When we talk about ASP.NET MVC, we mean, in general, the creation of sites with Visual Studio, using C # language and setting the development according to the programming rules MVC.

MVC stands for Model – View – Controller. In practice any old web page is now built using 3 different files; or, the 3 files together make up the page. Two of these files are pure C # code and have the extension .cs, the third is html code and .cshtml extension. In each of the three files is a piece of code. Program in this way will allow you to be more rapid development. For now, you have to trust me.

Let’s take an example. If you look with the browser http://www.miodominio.com/Products/Index page, the site will look for a file called ProductsController.cs (the first of our 3). In ProductsController.cs file exists, at least, the ProductsController class. Within this class, in this file, there is a function called Index. At this point the controller does 2 things: search the site for a file named Index.cshtml. This file (this is the View) contains our html. In some cases the page of the site there are only static phrases. If it is expected that this page contains dynamic data, the controller creates a whole representation of the data from a third file can have any name, for example Item.cs (the Model) and delivers it to Index.cshtml file there finally appears on the browser. Explanation long but it all works in a moment.

From the explanation you understand that there are strict rules about file names: there is then imposed a way of organizing our files, a way to go always the same that will make our maintainable code, ordered and readable by our fellow programmers.

Now open Visual Studio and create the first site in ASP.NET MVC. Find lots of guides on the web but you can also try it by yourself. We analyze the structure of folders that make up the site and see what we can do. In the site you will find surely these three folders:

  •  Controller
  •  Model
  •  View

The controller folder contains Controller file. You can give any name to these files in SomethingController.cs form. Inside the folder, you can create as many subfolders as you want and with any name to reorder better Controller files you create.

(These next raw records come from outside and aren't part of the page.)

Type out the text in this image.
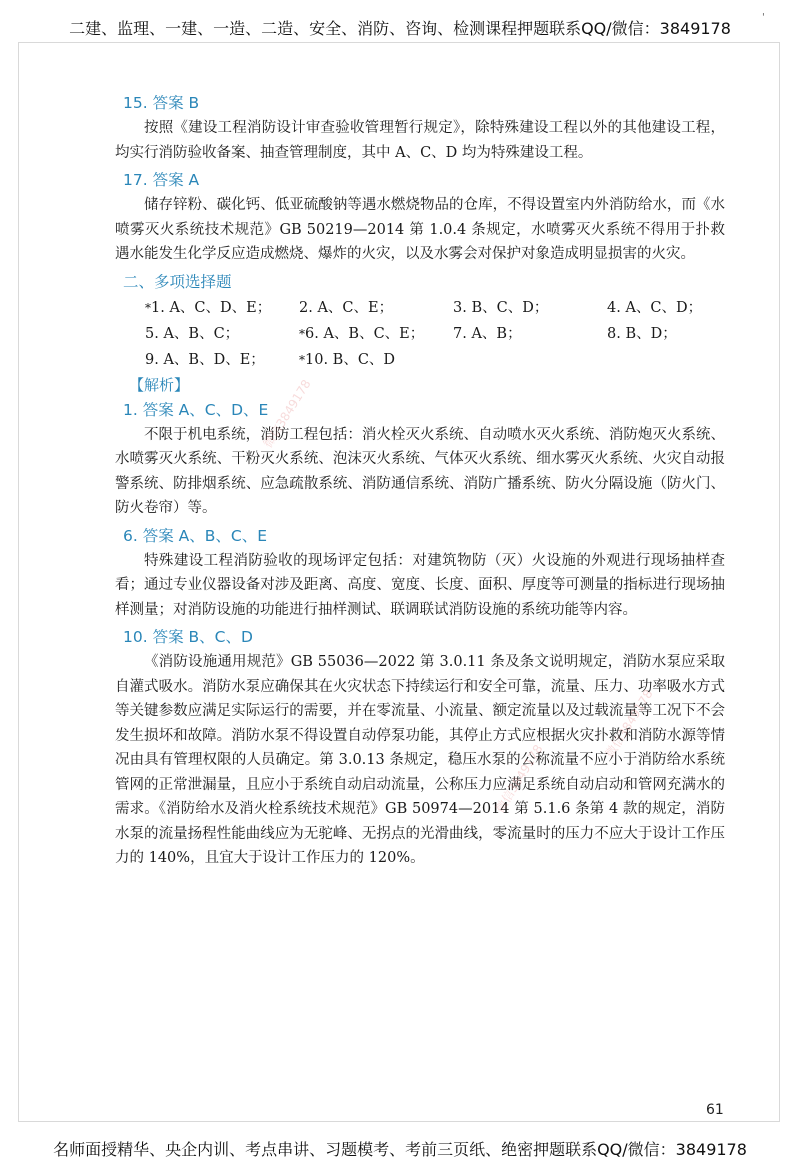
'
二建、监理、一建、一造、二造、安全、消防、咨询、检测课程押题联系QQ/微信：3849178
15. 答案 B

按照《建设工程消防设计审查验收管理暂行规定》，除特殊建设工程以外的其他建设工程，均实行消防验收备案、抽查管理制度，其中 A、C、D 均为特殊建设工程。

17. 答案 A

储存锌粉、碳化钙、低亚硫酸钠等遇水燃烧物品的仓库，不得设置室内外消防给水，而《水喷雾灭火系统技术规范》GB 50219—2014 第 1.0.4 条规定，水喷雾灭火系统不得用于扑救遇水能发生化学反应造成燃烧、爆炸的火灾，以及水雾会对保护对象造成明显损害的火灾。

二、多项选择题
*1. A、C、D、E；	2. A、C、E；	3. B、C、D；	4. A、C、D；
5. A、B、C；	*6. A、B、C、E；	7. A、B；	8. B、D；
9. A、B、D、E；	*10. B、C、D
【解析】
1. 答案 A、C、D、E

不限于机电系统，消防工程包括：消火栓灭火系统、自动喷水灭火系统、消防炮灭火系统、水喷雾灭火系统、干粉灭火系统、泡沫灭火系统、气体灭火系统、细水雾灭火系统、火灾自动报警系统、防排烟系统、应急疏散系统、消防通信系统、消防广播系统、防火分隔设施（防火门、防火卷帘）等。

6. 答案 A、B、C、E

特殊建设工程消防验收的现场评定包括：对建筑物防（灭）火设施的外观进行现场抽样查看；通过专业仪器设备对涉及距离、高度、宽度、长度、面积、厚度等可测量的指标进行现场抽样测量；对消防设施的功能进行抽样测试、联调联试消防设施的系统功能等内容。

10. 答案 B、C、D

《消防设施通用规范》GB 55036—2022 第 3.0.11 条及条文说明规定，消防水泵应采取自灌式吸水。消防水泵应确保其在火灾状态下持续运行和安全可靠，流量、压力、功率吸水方式等关键参数应满足实际运行的需要，并在零流量、小流量、额定流量以及过载流量等工况下不会发生损坏和故障。消防水泵不得设置自动停泵功能，其停止方式应根据火灾扑救和消防水源等情况由具有管理权限的人员确定。第 3.0.13 条规定，稳压水泵的公称流量不应小于消防给水系统管网的正常泄漏量，且应小于系统自动启动流量，公称压力应满足系统自动启动和管网充满水的需求。《消防给水及消火栓系统技术规范》GB 50974—2014 第 5.1.6 条第 4 款的规定，消防水泵的流量扬程性能曲线应为无驼峰、无拐点的光滑曲线，零流量时的压力不应大于设计工作压力的 140%，且宜大于设计工作压力的 120%。

微信3849178
微信3849178
微信3849178
61
名师面授精华、央企内训、考点串讲、习题模考、考前三页纸、绝密押题联系QQ/微信：3849178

The Model Model folder contains files. You can give any name to these files and create as many subfolders as you want.

The Folder View contains the View. Inside this folder must exist for each controller, a subfolder called exactly as the Controller (without Controller.cs). In our examples, we will have a “Products” folder and a “Something” folder. Inside this folder there will be many .cshtml files as there are functions in the Controller file or, rather, the controller functions that you want to be used outside. They must be called exactly as the function. In our example we have:

  •  Controller
    •  ProductsController.cs
    •  SomethingController.cs
  •  Model
    •  Item.cs
  •  View
    •  Products
      •  Index.cshtml
    •  Something

The beauty of this whole management is that Visual Studio does it for you automatically and in a while we will see how.